Essoufflant

La semaine dernière, après le concert de Quasar, un quatuor de saxophones, la directrice artistique, en parlant de la complexité de l’organisation des concerts et des tournées en ces temps de quasi retour à la normale a fini par lâcher, après une pause, « c’est essoufflant ». Puis elle a, pour la nième fois, d’un geste automatique, rajusté son masque sur son nez.

Problèmes liés aux voyages et aux règles sanitaires qui varient d’une place à l’autre, absence de musiciens pour cause de tests positifs, quarantaines, annulations, reports, incertitude en tout, c’est une véritable course à obstacles que les gens du spectacle doivent réussir avant de remonter sur scène ici et ailleurs.

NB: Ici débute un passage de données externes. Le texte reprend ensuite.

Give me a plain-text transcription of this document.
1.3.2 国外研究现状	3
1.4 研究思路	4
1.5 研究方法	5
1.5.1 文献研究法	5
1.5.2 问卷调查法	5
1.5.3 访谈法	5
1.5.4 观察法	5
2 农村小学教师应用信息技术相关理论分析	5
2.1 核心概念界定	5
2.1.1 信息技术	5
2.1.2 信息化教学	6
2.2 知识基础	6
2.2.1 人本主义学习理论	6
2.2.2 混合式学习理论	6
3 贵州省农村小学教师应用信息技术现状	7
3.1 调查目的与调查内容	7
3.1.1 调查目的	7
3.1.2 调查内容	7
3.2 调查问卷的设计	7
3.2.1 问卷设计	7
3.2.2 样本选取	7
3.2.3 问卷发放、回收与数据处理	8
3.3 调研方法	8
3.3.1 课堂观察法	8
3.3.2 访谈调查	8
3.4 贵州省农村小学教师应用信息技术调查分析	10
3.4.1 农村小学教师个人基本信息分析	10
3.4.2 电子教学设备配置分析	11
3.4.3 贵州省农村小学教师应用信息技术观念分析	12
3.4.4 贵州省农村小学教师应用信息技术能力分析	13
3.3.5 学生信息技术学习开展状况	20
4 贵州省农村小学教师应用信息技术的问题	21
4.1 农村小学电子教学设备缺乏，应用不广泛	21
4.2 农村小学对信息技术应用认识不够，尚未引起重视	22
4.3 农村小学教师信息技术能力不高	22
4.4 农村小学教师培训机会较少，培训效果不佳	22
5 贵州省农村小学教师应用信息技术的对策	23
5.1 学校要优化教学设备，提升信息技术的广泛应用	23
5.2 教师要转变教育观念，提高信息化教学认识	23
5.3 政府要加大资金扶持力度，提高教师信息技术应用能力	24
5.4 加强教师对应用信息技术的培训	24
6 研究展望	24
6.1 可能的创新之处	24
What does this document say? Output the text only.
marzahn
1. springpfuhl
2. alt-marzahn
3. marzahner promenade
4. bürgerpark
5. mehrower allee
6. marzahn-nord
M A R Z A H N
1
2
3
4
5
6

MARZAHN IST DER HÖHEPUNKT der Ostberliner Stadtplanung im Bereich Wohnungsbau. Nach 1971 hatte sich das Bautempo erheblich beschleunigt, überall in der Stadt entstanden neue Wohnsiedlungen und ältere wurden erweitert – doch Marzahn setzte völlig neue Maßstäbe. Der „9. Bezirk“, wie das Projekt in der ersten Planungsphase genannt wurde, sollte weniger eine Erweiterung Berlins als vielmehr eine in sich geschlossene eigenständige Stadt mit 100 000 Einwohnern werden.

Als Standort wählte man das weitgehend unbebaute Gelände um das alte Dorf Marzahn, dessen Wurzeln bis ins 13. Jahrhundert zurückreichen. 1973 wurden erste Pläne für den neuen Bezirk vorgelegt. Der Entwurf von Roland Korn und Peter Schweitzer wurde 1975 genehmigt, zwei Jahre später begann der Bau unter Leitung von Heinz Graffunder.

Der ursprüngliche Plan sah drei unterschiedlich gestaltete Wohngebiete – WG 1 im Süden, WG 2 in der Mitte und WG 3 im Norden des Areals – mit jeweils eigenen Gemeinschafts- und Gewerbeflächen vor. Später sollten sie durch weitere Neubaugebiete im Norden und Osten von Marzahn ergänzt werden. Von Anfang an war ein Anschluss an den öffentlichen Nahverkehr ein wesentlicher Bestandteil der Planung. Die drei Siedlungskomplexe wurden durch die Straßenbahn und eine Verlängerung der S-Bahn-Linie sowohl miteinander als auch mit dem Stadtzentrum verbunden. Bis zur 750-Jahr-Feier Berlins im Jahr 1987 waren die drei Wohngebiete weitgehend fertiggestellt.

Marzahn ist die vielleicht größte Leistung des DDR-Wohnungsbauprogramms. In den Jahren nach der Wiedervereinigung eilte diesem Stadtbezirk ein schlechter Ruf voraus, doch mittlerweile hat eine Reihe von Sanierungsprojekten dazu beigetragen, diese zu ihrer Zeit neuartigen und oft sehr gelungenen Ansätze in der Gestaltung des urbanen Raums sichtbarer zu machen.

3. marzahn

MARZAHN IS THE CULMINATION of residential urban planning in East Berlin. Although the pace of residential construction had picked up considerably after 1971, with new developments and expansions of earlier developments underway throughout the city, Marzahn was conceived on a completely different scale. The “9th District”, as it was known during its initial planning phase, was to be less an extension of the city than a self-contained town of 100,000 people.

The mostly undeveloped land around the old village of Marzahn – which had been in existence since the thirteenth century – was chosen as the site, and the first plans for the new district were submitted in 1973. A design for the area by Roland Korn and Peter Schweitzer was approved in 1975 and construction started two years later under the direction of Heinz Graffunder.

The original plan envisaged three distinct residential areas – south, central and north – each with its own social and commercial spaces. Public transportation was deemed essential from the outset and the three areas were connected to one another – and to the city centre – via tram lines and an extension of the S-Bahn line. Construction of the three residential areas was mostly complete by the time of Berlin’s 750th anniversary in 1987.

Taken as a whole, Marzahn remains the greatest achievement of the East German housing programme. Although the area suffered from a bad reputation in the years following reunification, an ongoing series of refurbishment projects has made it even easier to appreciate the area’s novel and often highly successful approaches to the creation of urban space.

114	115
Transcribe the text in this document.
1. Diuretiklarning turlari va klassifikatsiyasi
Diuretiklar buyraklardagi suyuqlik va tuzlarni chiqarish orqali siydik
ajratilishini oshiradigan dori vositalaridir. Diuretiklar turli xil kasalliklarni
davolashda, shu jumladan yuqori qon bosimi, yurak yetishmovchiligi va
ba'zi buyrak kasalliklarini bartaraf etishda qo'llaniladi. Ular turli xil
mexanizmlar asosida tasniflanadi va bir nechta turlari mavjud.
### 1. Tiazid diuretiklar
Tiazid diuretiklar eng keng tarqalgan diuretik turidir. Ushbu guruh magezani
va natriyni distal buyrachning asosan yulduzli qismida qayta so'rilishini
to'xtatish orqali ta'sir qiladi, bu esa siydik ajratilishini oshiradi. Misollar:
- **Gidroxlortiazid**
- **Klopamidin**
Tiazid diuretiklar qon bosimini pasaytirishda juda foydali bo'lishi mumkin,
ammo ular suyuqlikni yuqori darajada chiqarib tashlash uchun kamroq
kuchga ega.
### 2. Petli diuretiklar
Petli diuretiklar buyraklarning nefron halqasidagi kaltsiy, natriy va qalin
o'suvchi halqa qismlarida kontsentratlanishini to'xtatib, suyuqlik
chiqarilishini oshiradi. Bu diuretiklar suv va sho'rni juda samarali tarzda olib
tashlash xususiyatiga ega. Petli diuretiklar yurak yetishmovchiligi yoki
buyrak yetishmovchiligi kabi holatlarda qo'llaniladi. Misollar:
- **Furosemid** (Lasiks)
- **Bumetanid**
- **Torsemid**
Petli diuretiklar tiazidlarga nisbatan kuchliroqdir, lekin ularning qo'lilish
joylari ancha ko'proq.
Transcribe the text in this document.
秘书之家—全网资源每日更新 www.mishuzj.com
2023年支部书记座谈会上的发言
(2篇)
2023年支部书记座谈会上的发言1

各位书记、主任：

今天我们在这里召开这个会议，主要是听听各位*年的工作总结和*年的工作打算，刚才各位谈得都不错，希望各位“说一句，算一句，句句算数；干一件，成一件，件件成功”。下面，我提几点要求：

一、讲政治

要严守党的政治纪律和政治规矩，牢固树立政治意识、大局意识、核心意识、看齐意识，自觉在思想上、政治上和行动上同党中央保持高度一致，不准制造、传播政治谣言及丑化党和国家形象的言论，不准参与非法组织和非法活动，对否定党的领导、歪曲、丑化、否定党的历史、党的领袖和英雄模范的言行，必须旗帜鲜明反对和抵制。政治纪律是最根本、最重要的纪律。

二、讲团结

Une infirmière, un médecin, un commis d’épicerie, une enseignante aurait utilisé le même mot, je ne l’aurais sans doute pas relevé, mais venant d’une saxophoniste soprano, après un concert enlevant, rempli de souffle, précisément — y avait même une pièce intitulée Breathing Room, ça ne s’invente pas — il a résonné. J’ai entendu d’autres artistes parler de ces même complications en disant qu’elles étaient stressantes, chiantes, épuisantes, décourageantes, vraiment pas nécessaires, ça fait deux ans qu’on attend, mais essoufflant ? C’était la première fois.

Tout le concert avait été une espèce d’hommage au souffle. Coïncidence au sortir d’une pandémie qui a mis du monde sous respirateur artificiel et où on a tous appris à respirer à travers un masque ? Pendant une heure, les quatre brillants musiciens ont soufflé dans leurs instruments et en dehors de ceux-ci. Ils ont transformé leurs saxophones en une meute de loups ou d’hyènes, en oiseaux, entre autres. En deuxième partie de concert, les splendides musiciennes de Flex Ensemble, venues de Hanovre, ont fait la même chose, mais avec des instruments à corde. Oui, un violon peut souffler, un alto et un violoncelle aussi, je l’ai vu.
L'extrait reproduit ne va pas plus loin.